На следующий день, в ветеранской комнате заводоуправления, собралось шесть человек. Должно было прийти больше, но Лысенок лежал в больнице, Сан Саныч по каким-то срочным делам уехал к сыну на дачу, а у Прокофьевны внучка правнучку рожала. Сейчас ведь есть такие хитрые медицинские аппараты, вроде рентгена, которые пол у ребятёнка устанавливают чуть ли не в момент его зачатия. Он, ребятёнок-то, ещё и сам толком не решил, всё-таки решиться и родиться или на аборт идти, чтобы всю дальнейшую счастливую жизнь напрасно не мучиться – а пол уже установлен, и чуть ли не паспорт ему уже можно выписывать! Наука, одно слово. Великое дело. Не какой-нибудь… экстрасекс. Они, мужики, ещё на прошлой неделе скинулись по сотне, чтобы серебряную ложечку новорожденной купить, как положено, «на зубок», и сегодня, хоть и заочно, отметить теперь уже Прокофьевну как прабабку. А в следующую субботу она обещала проставиться уже сама, собственной персоной.

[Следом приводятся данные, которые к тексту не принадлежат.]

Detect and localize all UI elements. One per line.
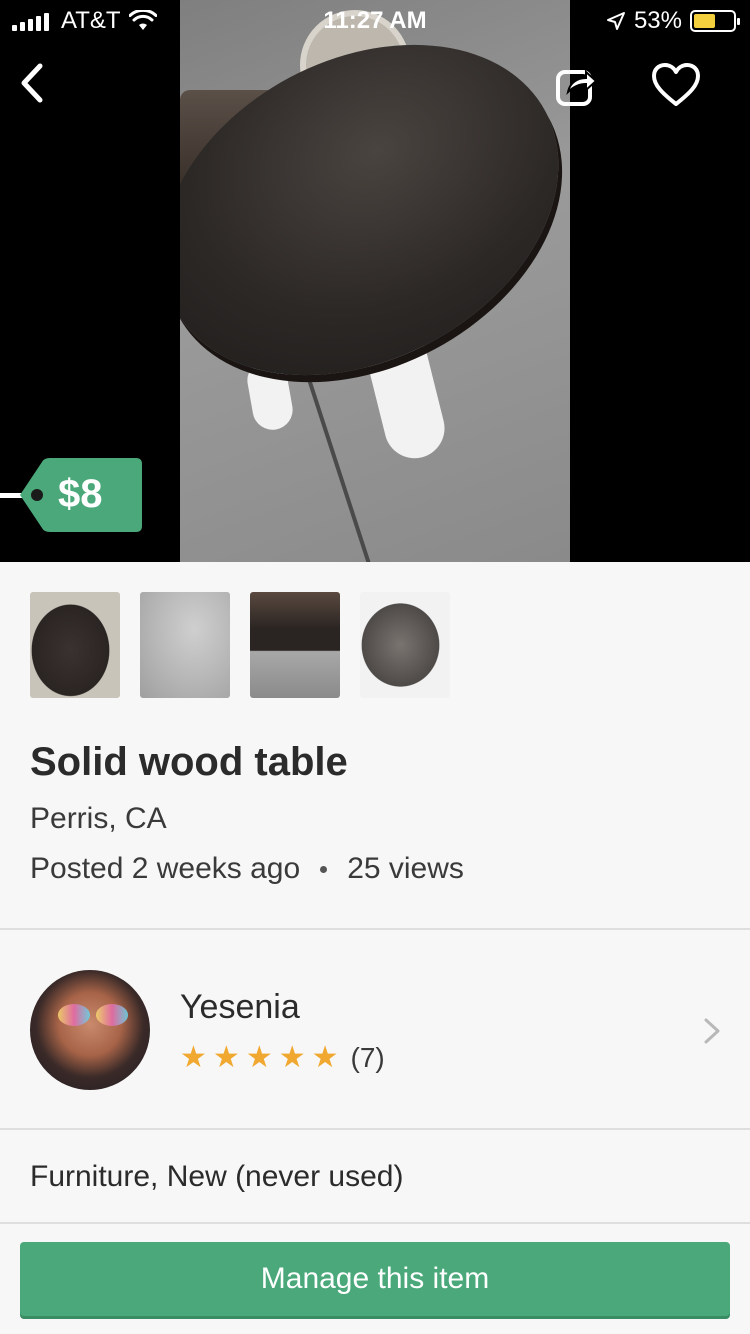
thumbnail-2[interactable]	[140, 592, 230, 698]
divider	[0, 1222, 750, 1224]
star-icon: ★	[278, 1041, 306, 1074]
avatar[interactable]	[30, 970, 150, 1090]
star-icon: ★	[180, 1041, 207, 1074]
review-count: (7)	[350, 1042, 385, 1073]
posted-time: Posted 2 weeks ago	[30, 852, 301, 885]
status-bar: AT&T 11:27 AM 53%	[0, 0, 750, 40]
price-label: $8	[58, 472, 103, 516]
item-location: Perris, CA	[30, 802, 167, 835]
item-meta: Posted 2 weeks ago 25 views	[30, 852, 464, 886]
thumbnail-1[interactable]	[30, 592, 120, 698]
thumbnail-strip	[30, 592, 450, 698]
battery-percent: 53%	[633, 7, 682, 34]
battery-icon	[690, 10, 740, 32]
avatar-glasses	[58, 1004, 128, 1026]
manage-item-button[interactable]: Manage this item	[20, 1242, 730, 1316]
price-tag: $8	[0, 458, 145, 532]
item-title: Solid wood table	[30, 740, 348, 784]
star-icon: ★	[311, 1041, 339, 1074]
seller-name: Yesenia	[180, 988, 300, 1026]
seller-rating: ★ ★ ★ ★ ★ (7)	[180, 1042, 385, 1074]
heart-outline-icon	[652, 63, 700, 106]
chevron-right-icon	[704, 1018, 720, 1044]
divider	[0, 1128, 750, 1130]
category-condition: Furniture, New (never used)	[30, 1160, 404, 1193]
favorite-button[interactable]	[650, 60, 702, 110]
back-button[interactable]	[14, 58, 54, 108]
share-icon	[556, 69, 598, 106]
star-icon: ★	[212, 1041, 240, 1074]
listing-photo[interactable]	[180, 0, 570, 562]
thumbnail-4[interactable]	[360, 592, 450, 698]
seller-row[interactable]: Yesenia ★ ★ ★ ★ ★ (7)	[0, 930, 750, 1128]
star-icon: ★	[245, 1041, 273, 1074]
chevron-left-icon	[21, 63, 43, 103]
separator-dot	[320, 865, 328, 873]
view-count: 25 views	[347, 852, 464, 885]
location-arrow-icon	[606, 12, 625, 30]
thumbnail-3[interactable]	[250, 592, 340, 698]
share-button[interactable]	[552, 60, 602, 110]
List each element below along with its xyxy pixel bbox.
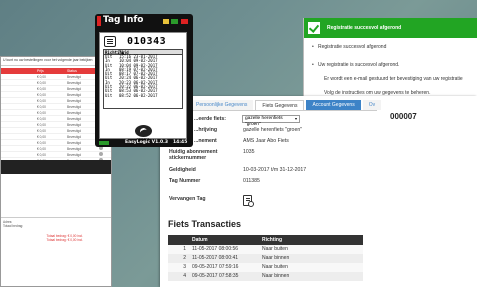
tag-info-device: Tag Info 010343 Richting Tijd Uit 15:16 2… [95, 14, 193, 147]
transaction-direction: Naar binnen [262, 255, 290, 261]
tag-number-value: 011385 [243, 178, 260, 184]
success-banner: Registratie succesvol afgerond [304, 18, 477, 38]
bike-select-value: gazelle herenfiets "groen" [245, 116, 283, 127]
order-price: € 0,00 [37, 104, 46, 109]
transactions-col-nr [168, 235, 190, 245]
status-led-icon [99, 141, 109, 145]
order-price: € 0,00 [37, 140, 46, 145]
order-price: € 0,00 [37, 134, 46, 139]
transactions-table: Datum Richting 1 11-05-2017 08:00:56 Naar … [168, 235, 363, 281]
order-price: € 0,00 [37, 98, 46, 103]
gear-icon [248, 201, 254, 207]
table-row: 3 09-05-2017 07:59:16 Naar buiten [168, 263, 363, 272]
transaction-direction: Naar buiten [262, 246, 288, 252]
device-version: EasyLogic V1.0.3 [125, 140, 168, 145]
order-price: € 0,00 [37, 110, 46, 115]
device-log-body: Uit 15:16 23-01-2017 In 10:04 09-02-2017 Uit… [104, 54, 182, 98]
subscription-value: AMS Jaar Abo Fiets [243, 138, 289, 144]
bike-details-window: Persoonlijke Gegevens Fiets Gegevens Acc… [160, 96, 477, 287]
transactions-col-date: Datum [192, 237, 208, 243]
device-log-row: Uit 08:52 06-02-2017 [104, 92, 182, 98]
transaction-direction: Naar buiten [262, 264, 288, 270]
success-bullet-1: Registratie succesvol afgerond [312, 44, 477, 50]
info-icon[interactable] [99, 152, 103, 156]
transaction-date: 09-05-2017 07:58:35 [192, 273, 239, 279]
table-row: 1 11-05-2017 08:00:56 Naar buiten [168, 245, 363, 254]
sticker-number-value: 1035 [243, 149, 255, 155]
close-icon[interactable] [181, 19, 188, 24]
validity-value: 10-03-2017 t/m 31-12-2017 [243, 167, 307, 173]
transaction-date: 11-05-2017 08:00:56 [192, 246, 239, 252]
orders-divider [1, 160, 111, 174]
tab-ov[interactable]: Ov [362, 100, 382, 110]
transactions-body: 1 11-05-2017 08:00:56 Naar buiten 2 11-05-20… [168, 245, 363, 281]
device-screen: 010343 Richting Tijd Uit 15:16 23-01-2017… [99, 32, 187, 142]
description-label: ...hrijving [194, 127, 218, 133]
validity-label: Geldigheid [169, 167, 196, 173]
tab-account-data[interactable]: Account Gegevens [306, 100, 361, 110]
list-icon[interactable] [104, 36, 116, 47]
order-price: € 0,00 [37, 92, 46, 97]
order-price: € 0,00 [37, 152, 46, 157]
signal-icon [171, 19, 178, 24]
tab-bar: Persoonlijke Gegevens Fiets Gegevens Acc… [190, 100, 383, 110]
transaction-nr: 3 [183, 264, 186, 270]
transaction-direction: Naar binnen [262, 273, 290, 279]
order-price: € 0,00 [37, 146, 46, 151]
order-price: € 0,00 [37, 86, 46, 91]
success-message-list: Registratie succesvol afgerond Uw regist… [304, 38, 477, 68]
transactions-title: Fiets Transacties [168, 219, 242, 229]
description-value: gazelle herenfiets "groen" [243, 127, 303, 133]
transaction-date: 11-05-2017 08:00:41 [192, 255, 239, 261]
device-tag-number: 010343 [127, 36, 167, 47]
order-price: € 0,00 [37, 74, 46, 79]
order-status: Bevestigd [67, 152, 81, 157]
order-action[interactable] [99, 152, 109, 157]
battery-icon [163, 19, 169, 24]
bike-select[interactable]: gazelle herenfiets "groen" ▾ [242, 115, 300, 127]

– Вы, мужики, сразу-то не расслабляйтесь. Сначала – дела! – решительно сказал Чернов, высокий и худющий, с мощными лохматыми бровями и характерно здоровенным, закорючкой, носом. Хотя сам он клялся и божился, что родился на Тамбовщине, и если кто у него и был в родне, так только цыгане, но его могучий шнобель однозначно и без всяких сомнений указывал на его подлинную национальность. Ага, цыган, всегда в таких случаях подначивал Борис Степанович Игнашевич, тоже высокий, но с пузцом и носом картошкой. Самый настоящий. Который в пейсах и ермолке. И с колбасой кошерной.
– Зато не бандеровец! – тут же уже привычно парировал Чернов. – По бандитским схронам не прятался! И фамилия наша самая что ни на есть русская.
– Ага, – опять не сдавался Игнашевич (сам он был родом из-под Ковеля, это западная Белоруссия, рядом с западной же Украиной. Самые бандеровские края. Хотя там и кроме бандеровцев всякой послевоенной швали хватало). – А как же! Конечно. Чернов. Он же Шварцман. Самая русская. Русее только Ивановы.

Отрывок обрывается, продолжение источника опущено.